Please Help! If someone could just show me how to do a problem like this!

The corrosive effects of various soils on coated and uncoated steel pipe was tested by using a dependent sampling plan. The data collected are summarized below, where d is the amount of corrosion on the coated portion subtracted from the amount of corrosion on the uncoated portion. Does this random sample provide sufficient reason to conclude that the coating is beneficial? Use á = 0.01 and assume normality.
n = 37, Ód = 231, Ód2 = 6193

(a) Find t. (Give your answer correct to two decimal places.)

(ii) Find the p-value. (Give your answer correct to four decimal places.)

SSd = 6193- (231)^2/37

SSd = 4750.811

Sd = sqrt(SSd/n-1)

Sd = sqrt(4750.811/36))

Sd = 11.488

Mean = 231/37 = 6.243

t = 6.243/11.488/sqrt((37))
t = 3.31
p-value = .0021

To solve this problem, we need to perform a dependent t-test since we have paired or dependent samples. The paired or dependent t-test allows us to compare the means of two related samples, in this case, the corrosion on the coated and uncoated portions of the steel pipe.
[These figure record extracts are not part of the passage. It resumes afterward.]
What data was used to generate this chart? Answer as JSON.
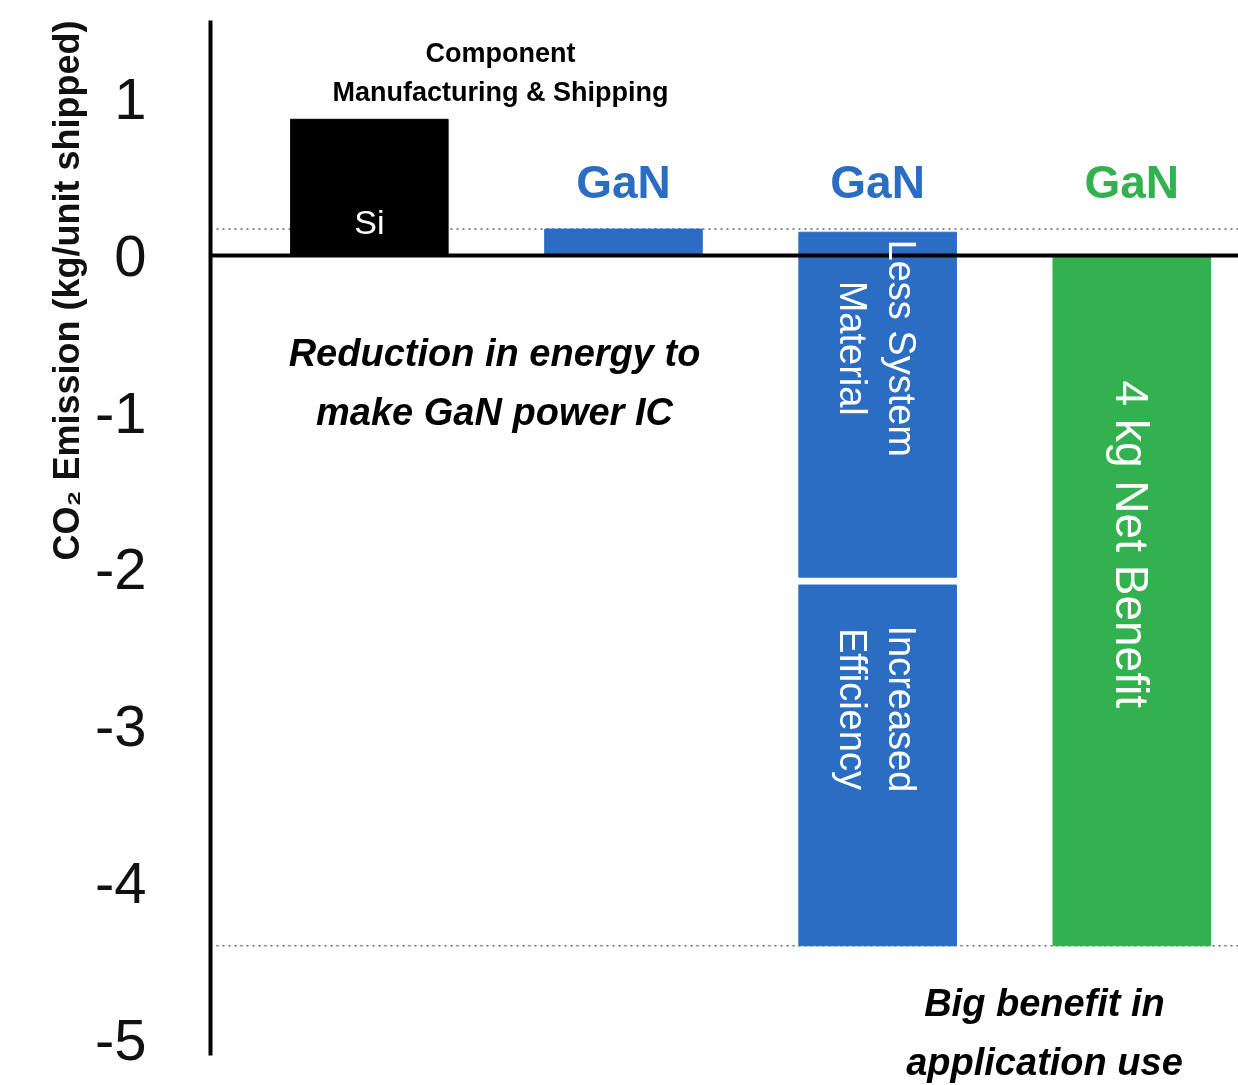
{
  "chart_data": {
    "type": "bar",
    "ylabel": "CO₂ Emission (kg/unit shipped)",
    "categories": [
      null,
      "GaN",
      "GaN",
      "GaN"
    ],
    "series": [
      {
        "name": "Si",
        "color": "#000000",
        "values": [
          0.87,
          null,
          null,
          null
        ]
      },
      {
        "color": "#2b6dc2",
        "values": [
          null,
          0.17,
          null,
          null
        ]
      },
      {
        "name": "Less System\nMaterial",
        "color": "#2b6dc2",
        "values": [
          null,
          null,
          -2.2,
          null
        ],
        "base": [
          null,
          null,
          0.15,
          null
        ]
      },
      {
        "name": "Increased\nEfficiency",
        "color": "#2b6dc2",
        "values": [
          null,
          null,
          -2.3,
          null
        ],
        "base": [
          null,
          null,
          -2.1,
          null
        ]
      },
      {
        "name": "4 kg Net Benefit",
        "color": "#34b14f",
        "values": [
          null,
          null,
          null,
          -4.4
        ],
        "base": [
          null,
          null,
          null,
          0
        ]
      }
    ],
    "ylim": [
      -5.1,
      1.5
    ],
    "yticks": [
      1,
      0,
      -1,
      -2,
      -3,
      -4,
      -5
    ],
    "ref_lines": [
      {
        "axis": "y",
        "value": 0.17,
        "line_style": "dotted",
        "color": "#666666"
      },
      {
        "axis": "y",
        "value": -4.4,
        "line_style": "dotted",
        "color": "#666666"
      }
    ],
    "annotations": [
      "Component\nManufacturing & Shipping",
      "Reduction in energy to\nmake GaN power IC",
      "Big benefit in\napplication use"
    ],
    "grid": false
  }
}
To find the t-value and p-value, we will use the following formulas:

t = d̄ / (Ód / √n)
p-value = P(T > t) + P(T < -t)

Where:
d̄ = mean difference of corrosion (d) between coated and uncoated portions
Ód = standard deviation of the difference (d) between coated and uncoated portions
n = sample size

Now let's calculate the values:

(a) Finding the t-value:

First, we need to find the mean difference (d̄):
d̄ = 0 (since we are comparing whether the coating is beneficial)

Next, we calculate the standard error of the mean difference (SEM):
SEM = Ód / √n
SEM = 231 / √37 = 37.4947 (rounded to four decimal places)

Now we can calculate the t-value:
t = d̄ / SEM
t = 0 / 37.4947 = 0 (rounded to two decimal places)

(ii) Finding the p-value:

To find the p-value, we need to use statistical software or a t-distribution table. However, since we already have the t-value as 0, the p-value will be 0.5000 (rounded to four decimal places).

The p-value is the probability of observing a t-value as extreme as the one calculated (or more extreme) under the null hypothesis, which suggests that the coating has no effect.

Therefore, the p-value of 0.5000 (rounded to four decimal places) means that we do not have sufficient evidence to conclude that the coating is beneficial, as it is not significantly different from zero.